Reality Cache

Consider a system where nearby devices collaborate to share both data and computing power without relying on the internet. When one user loads a webpage, it is cached locally and automatically becomes accessible to other nearby devices through peer-to-peer discovery (e.g., Bluetooth or WebRTC), creating a temporary offline web network. At the same time, devices can contribute their processing power to run distributed tasks, such as training a small machine-learning model or processing data in parallel. For example, in a classroom, if one student opens a tutorial website, everyone in the room can access it instantly from their phones, and all devices together can act like a mini local cloud to perform computations faster than a single device.

Description

Well this is a peer-to-peer system where devices share cached web content locally, allowing people nearby to access websites without needing the internet. When one person loads a webpage, it gets stored on their device and becomes discoverable to other nearby devices through technologies like Bluetooth or WebRTC. This effectively turns a room full of phones into a local offline internet.

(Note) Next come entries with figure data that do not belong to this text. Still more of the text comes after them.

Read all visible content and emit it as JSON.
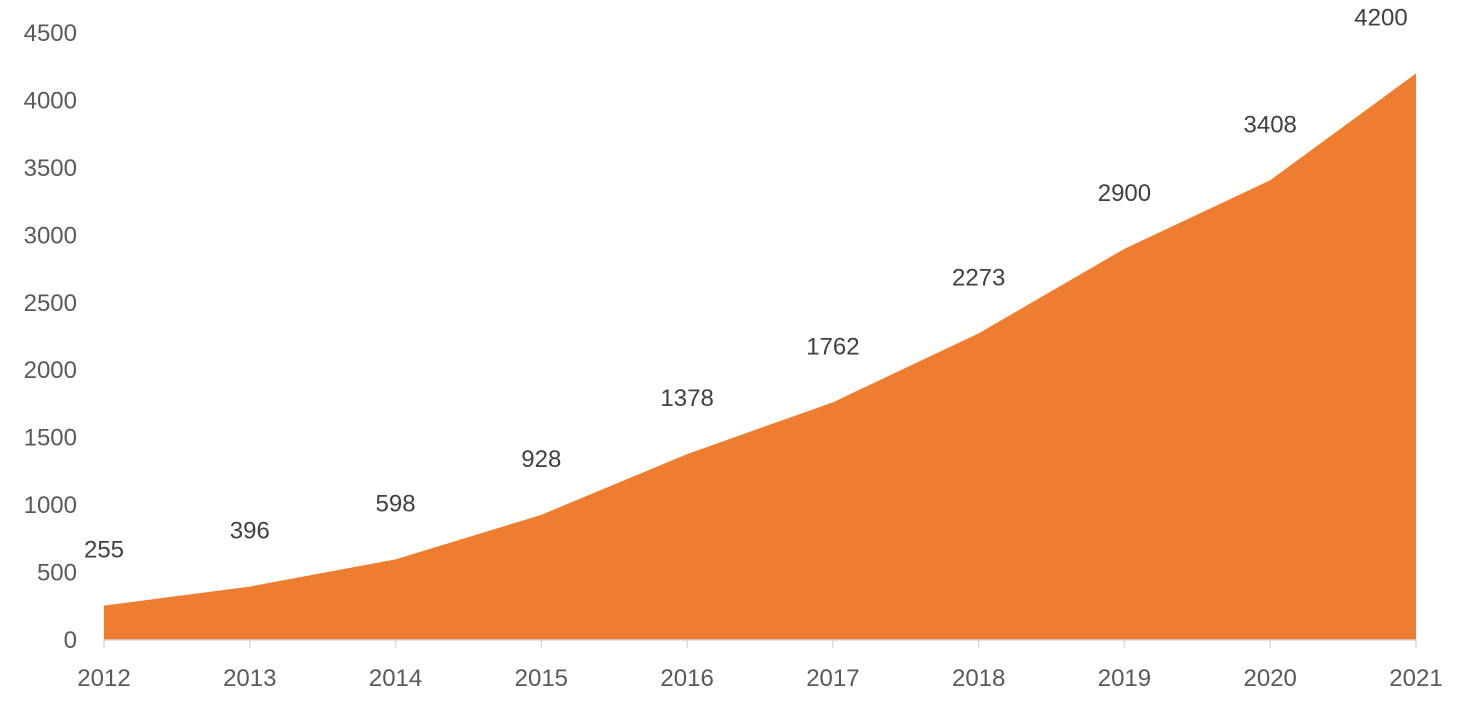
{
  "colors": {
    "area_fill": "#ED7D31",
    "axis_line": "#D9D9D9",
    "tick_text": "#595959",
    "label_text": "#404040",
    "background": "#FFFFFF"
  },
  "chart_data": {
    "type": "area",
    "title": "",
    "xlabel": "",
    "ylabel": "",
    "categories": [
      "2012",
      "2013",
      "2014",
      "2015",
      "2016",
      "2017",
      "2018",
      "2019",
      "2020",
      "2021"
    ],
    "series": [
      {
        "values": [
          255,
          396,
          598,
          928,
          1378,
          1762,
          2273,
          2900,
          3408,
          4200
        ]
      }
    ],
    "ylim": [
      0,
      4500
    ],
    "yticks": [
      0,
      500,
      1000,
      1500,
      2000,
      2500,
      3000,
      3500,
      4000,
      4500
    ],
    "data_labels": true,
    "grid": false,
    "legend": "none"
  }
}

Mirror Computing extends this idea by allowing nearby devices to share their processing power. Instead of one device performing all computations, tasks can be split across multiple phones or laptops and executed in parallel, creating a temporary distributed compute cluster.

Example Scenario

Imagine a classroom with 30 students:

  1. One student opens a React tutorial webpage while connected to the internet.

  2. The page is cached on their phone.

  3. Other students open the Reality Cache app and instantly see the tutorial listed as available nearby.

  4. They can access the webpage directly from the student’s device without using the internet.

Later, the class runs a machine-learning demo:

  • Each student’s phone contributes a small part of the computation.

  • The task is split into pieces and processed simultaneously across all devices.

  • The combined system trains a small model much faster than a single phone.

In effect, the classroom temporarily becomes a local cloud made entirely of nearby devices.